While the climb was rough on the legs, the descent was rough on the hands. We bolted down the rough road, avoiding potholes and debris while trying to keep speed in control. That meant that I had to continually pump the brakes and occasionally ride them hard. By the time we got to the turn-off at Gladys Fork Road, my hands were on fire.

For awhile we had a break from the climbing. We cruised through Rosman and rode through the valleys between the hills, checking out the local farmland, including some Llamas and a Giraffe sign of all things. No explanation for that one.

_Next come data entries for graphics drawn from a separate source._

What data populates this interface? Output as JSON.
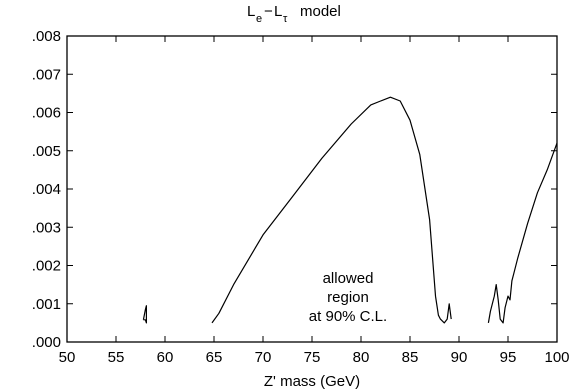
{
  "chart_data": {
    "type": "line",
    "title": {
      "L1": "L",
      "L1_sub": "e",
      "dash": "−",
      "L2": "L",
      "L2_sub": "τ",
      "rest": "model"
    },
    "xlabel": "Z' mass (GeV)",
    "ylabel": "",
    "xlim": [
      50,
      100
    ],
    "ylim": [
      0,
      0.008
    ],
    "xticks": [
      50,
      55,
      60,
      65,
      70,
      75,
      80,
      85,
      90,
      95,
      100
    ],
    "xtick_labels": [
      "50",
      "55",
      "60",
      "65",
      "70",
      "75",
      "80",
      "85",
      "90",
      "95",
      "100"
    ],
    "yticks": [
      0,
      0.001,
      0.002,
      0.003,
      0.004,
      0.005,
      0.006,
      0.007,
      0.008
    ],
    "ytick_labels": [
      ".000",
      ".001",
      ".002",
      ".003",
      ".004",
      ".005",
      ".006",
      ".007",
      ".008"
    ],
    "grid": false,
    "annotation": [
      "allowed",
      "region",
      "at 90% C.L."
    ],
    "series": [
      {
        "x": [
          57.8,
          58.0,
          58.1,
          58.1,
          58.0,
          57.8
        ],
        "y": [
          0.00058,
          0.00085,
          0.00095,
          0.0005,
          0.00058,
          0.00058
        ]
      },
      {
        "x": [
          64.8,
          65.5,
          67,
          70,
          73,
          76,
          79,
          81,
          82,
          83,
          84,
          85,
          86,
          87,
          87.6,
          87.9,
          88.1,
          88.5,
          88.8,
          89.0,
          89.2
        ],
        "y": [
          0.0005,
          0.00075,
          0.0015,
          0.0028,
          0.0038,
          0.0048,
          0.0057,
          0.0062,
          0.0063,
          0.0064,
          0.0063,
          0.0058,
          0.0049,
          0.0032,
          0.0012,
          0.0007,
          0.0006,
          0.0005,
          0.0006,
          0.001,
          0.0006
        ]
      },
      {
        "x": [
          93.0,
          93.2,
          93.6,
          93.8,
          94.0,
          94.2,
          94.5,
          94.7,
          95.0,
          95.2,
          95.4,
          95.6,
          96,
          97,
          98,
          99,
          100
        ],
        "y": [
          0.0005,
          0.0008,
          0.0012,
          0.0015,
          0.0011,
          0.0006,
          0.0005,
          0.0009,
          0.0012,
          0.0011,
          0.0016,
          0.0018,
          0.0022,
          0.0031,
          0.0039,
          0.0045,
          0.0052
        ]
      }
    ]
  }
}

The next major climb would be Becky Mountain. Not long before we reached the climb, Jay looked at me. “You know Howard Gap?” Unfortunately I did. “Becky is Howard’s Momma!” Great. That description was fitting. Becky is like a more difficult Howard Gap. It is a little shorter and a lot steeper. When Howard Gap is 15%, Becky Mountain is 20%. Howard is around 1.25 miles, whereas the initial climb up Becky is exactly one mile.

I braced myself and started to climb. Ouch! Jay wasn’t lying. This was a leg-crusher! I tried to spin my way up comfortably, but had the same experience as on Sassafras, my heart rate was getting way too high. I stopped again. I was able to clip in this time when I got back on, but had to stop again about midway through the climb. It was relentless. Once you thought it was about to let up, it would kick back up to 18-20%. Finally I reached the top and found a graveyard. How appropriate. The climb continued for a couple more miles, but in a more normal fashion. There were a couple of steeper sections, maybe 12% or so, but nothing like the monstrosity that I had just faced. We also climbed See Off Mountain, just after Becky. It was also in the 12-14% vicinity, but short and hardly noticeable after the nastiness behind us.

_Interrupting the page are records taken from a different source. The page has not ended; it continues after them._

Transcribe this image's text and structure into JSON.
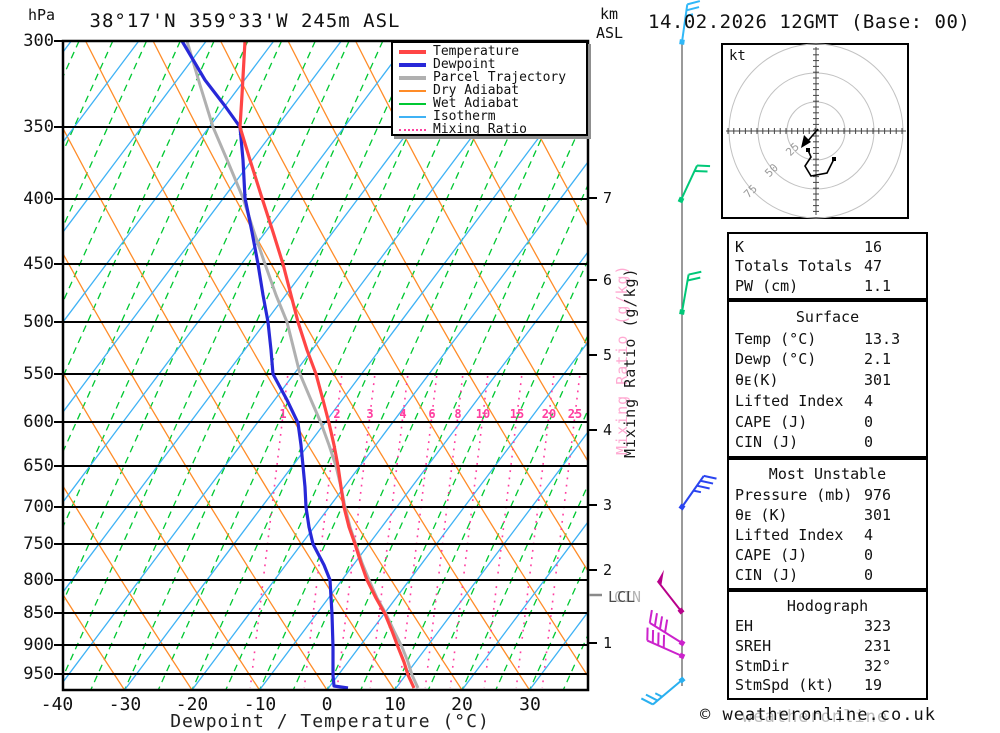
{
  "colors": {
    "temperature": "#ff4545",
    "dewpoint": "#2828d8",
    "parcel": "#b0b0b0",
    "dry_adiabat": "#ff8c28",
    "wet_adiabat": "#00c832",
    "isotherm": "#3fb2f5",
    "mixing_ratio": "#ff3fa0",
    "barb_staff": "#787878"
  },
  "header": {
    "pressure_unit": "hPa",
    "title": "38°17'N 359°33'W 245m ASL",
    "altitude_unit_line1": "km",
    "altitude_unit_line2": "ASL",
    "date_line": "14.02.2026 12GMT (Base: 00)"
  },
  "axes": {
    "pressure_ticks": [
      "300",
      "350",
      "400",
      "450",
      "500",
      "550",
      "600",
      "650",
      "700",
      "750",
      "800",
      "850",
      "900",
      "950"
    ],
    "temp_ticks": [
      "-40",
      "-30",
      "-20",
      "-10",
      "0",
      "10",
      "20",
      "30"
    ],
    "x_label": "Dewpoint / Temperature (°C)",
    "km_ticks": [
      "7",
      "6",
      "5",
      "4",
      "3",
      "2",
      "1"
    ],
    "mixing_axis_label": "Mixing Ratio (g/kg)",
    "mixing_ratio_labels": [
      "1",
      "2",
      "3",
      "4",
      "6",
      "8",
      "10",
      "15",
      "20",
      "25"
    ],
    "lcl_label": "LCL",
    "lcl_ghost": "CIN"
  },
  "legend": {
    "items": [
      {
        "label": "Temperature"
      },
      {
        "label": "Dewpoint"
      },
      {
        "label": "Parcel Trajectory"
      },
      {
        "label": "Dry Adiabat"
      },
      {
        "label": "Wet Adiabat"
      },
      {
        "label": "Isotherm"
      },
      {
        "label": "Mixing Ratio"
      }
    ]
  },
  "hodograph_panel": {
    "unit_label": "kt",
    "ring_labels": [
      "25",
      "50",
      "75"
    ]
  },
  "tables": {
    "indices": {
      "rows": [
        [
          "K",
          "16"
        ],
        [
          "Totals Totals",
          "47"
        ],
        [
          "PW (cm)",
          "1.1"
        ]
      ]
    },
    "surface": {
      "header": "Surface",
      "rows": [
        [
          "Temp (°C)",
          "13.3"
        ],
        [
          "Dewp (°C)",
          "2.1"
        ],
        [
          "θᴇ(K)",
          "301"
        ],
        [
          "Lifted Index",
          "4"
        ],
        [
          "CAPE (J)",
          "0"
        ],
        [
          "CIN (J)",
          "0"
        ]
      ]
    },
    "most_unstable": {
      "header": "Most Unstable",
      "rows": [
        [
          "Pressure (mb)",
          "976"
        ],
        [
          "θᴇ (K)",
          "301"
        ],
        [
          "Lifted Index",
          "4"
        ],
        [
          "CAPE (J)",
          "0"
        ],
        [
          "CIN (J)",
          "0"
        ]
      ]
    },
    "hodograph_stats": {
      "header": "Hodograph",
      "rows": [
        [
          "EH",
          "323"
        ],
        [
          "SREH",
          "231"
        ],
        [
          "StmDir",
          "32°"
        ],
        [
          "StmSpd (kt)",
          "19"
        ]
      ]
    }
  },
  "footer": {
    "copyright": "© weatheronline.co.uk",
    "copyright_ghost": "weatheronline"
  },
  "chart_data": {
    "type": "skewt-sounding",
    "title": "38°17'N 359°33'W 245m ASL",
    "station_elevation_m": 245,
    "valid": "14.02.2026 12GMT (Base: 00)",
    "pressure_axis_hPa": [
      300,
      350,
      400,
      450,
      500,
      550,
      600,
      650,
      700,
      750,
      800,
      850,
      900,
      950
    ],
    "temp_axis_C": [
      -40,
      -30,
      -20,
      -10,
      0,
      10,
      20,
      30
    ],
    "km_asl_axis": [
      1,
      2,
      3,
      4,
      5,
      6,
      7
    ],
    "mixing_ratio_lines_g_kg": [
      1,
      2,
      3,
      4,
      6,
      8,
      10,
      15,
      20,
      25
    ],
    "profile": {
      "pressure_hPa": [
        976,
        950,
        900,
        850,
        800,
        750,
        700,
        650,
        600,
        550,
        500,
        450,
        400,
        350,
        300
      ],
      "temperature_C": [
        13.3,
        10.5,
        6,
        0.5,
        -6,
        -12,
        -18,
        -23,
        -29,
        -36,
        -45,
        -54,
        -64,
        -52,
        -58
      ],
      "dewpoint_C": [
        2.1,
        1,
        0.5,
        -1,
        -7,
        -14,
        -23,
        -28,
        -33,
        -42,
        -49,
        -57,
        -66,
        -52,
        -67
      ],
      "parcel_C": [
        13.9,
        11,
        6.5,
        0.6,
        -6,
        -12,
        -18,
        -23,
        -30,
        -38,
        -47,
        -57,
        -67,
        -62,
        -67
      ]
    },
    "indices": {
      "K": 16,
      "Totals_Totals": 47,
      "PW_cm": 1.1
    },
    "surface": {
      "Temp_C": 13.3,
      "Dewp_C": 2.1,
      "ThetaE_K": 301,
      "Lifted_Index": 4,
      "CAPE_J": 0,
      "CIN_J": 0
    },
    "most_unstable": {
      "Pressure_mb": 976,
      "ThetaE_K": 301,
      "Lifted_Index": 4,
      "CAPE_J": 0,
      "CIN_J": 0
    },
    "hodograph": {
      "EH": 323,
      "SREH": 231,
      "StmDir_deg": 32,
      "StmSpd_kt": 19,
      "rings_kt": [
        25,
        50,
        75
      ]
    },
    "wind_barbs": [
      {
        "p_hPa": 300,
        "color": "cyan",
        "speed_kt": 25
      },
      {
        "p_hPa": 400,
        "color": "green",
        "speed_kt": 20
      },
      {
        "p_hPa": 490,
        "color": "green",
        "speed_kt": 20
      },
      {
        "p_hPa": 700,
        "color": "blue",
        "speed_kt": 35
      },
      {
        "p_hPa": 845,
        "color": "purple",
        "speed_kt": 50
      },
      {
        "p_hPa": 900,
        "color": "magenta",
        "speed_kt": 40
      },
      {
        "p_hPa": 920,
        "color": "magenta",
        "speed_kt": 40
      },
      {
        "p_hPa": 960,
        "color": "cyan",
        "speed_kt": 20
      }
    ],
    "annotations": [
      "LCL"
    ],
    "legend_position": "top-right",
    "grid": true
  }
}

At this point the insane climbs were over. We climbed up the back side of Caesar’s Head, the easy way, and descended six miles to the bottom. That was my first time descending Caesar’s Head, which was a delight. Towards the end of the descent raindrops started and we would get a little drizzle from here until the end of the ride, but we were spared from any significant downpours.

We made our way through the rolling hills and took in the gorgeous vistas with Table Rock Mountain in the background. Even overcast with drizzling rain, this was a sight to behold. The rain shower yielded a double rainbow at the end of the ride. A nice way to end the day.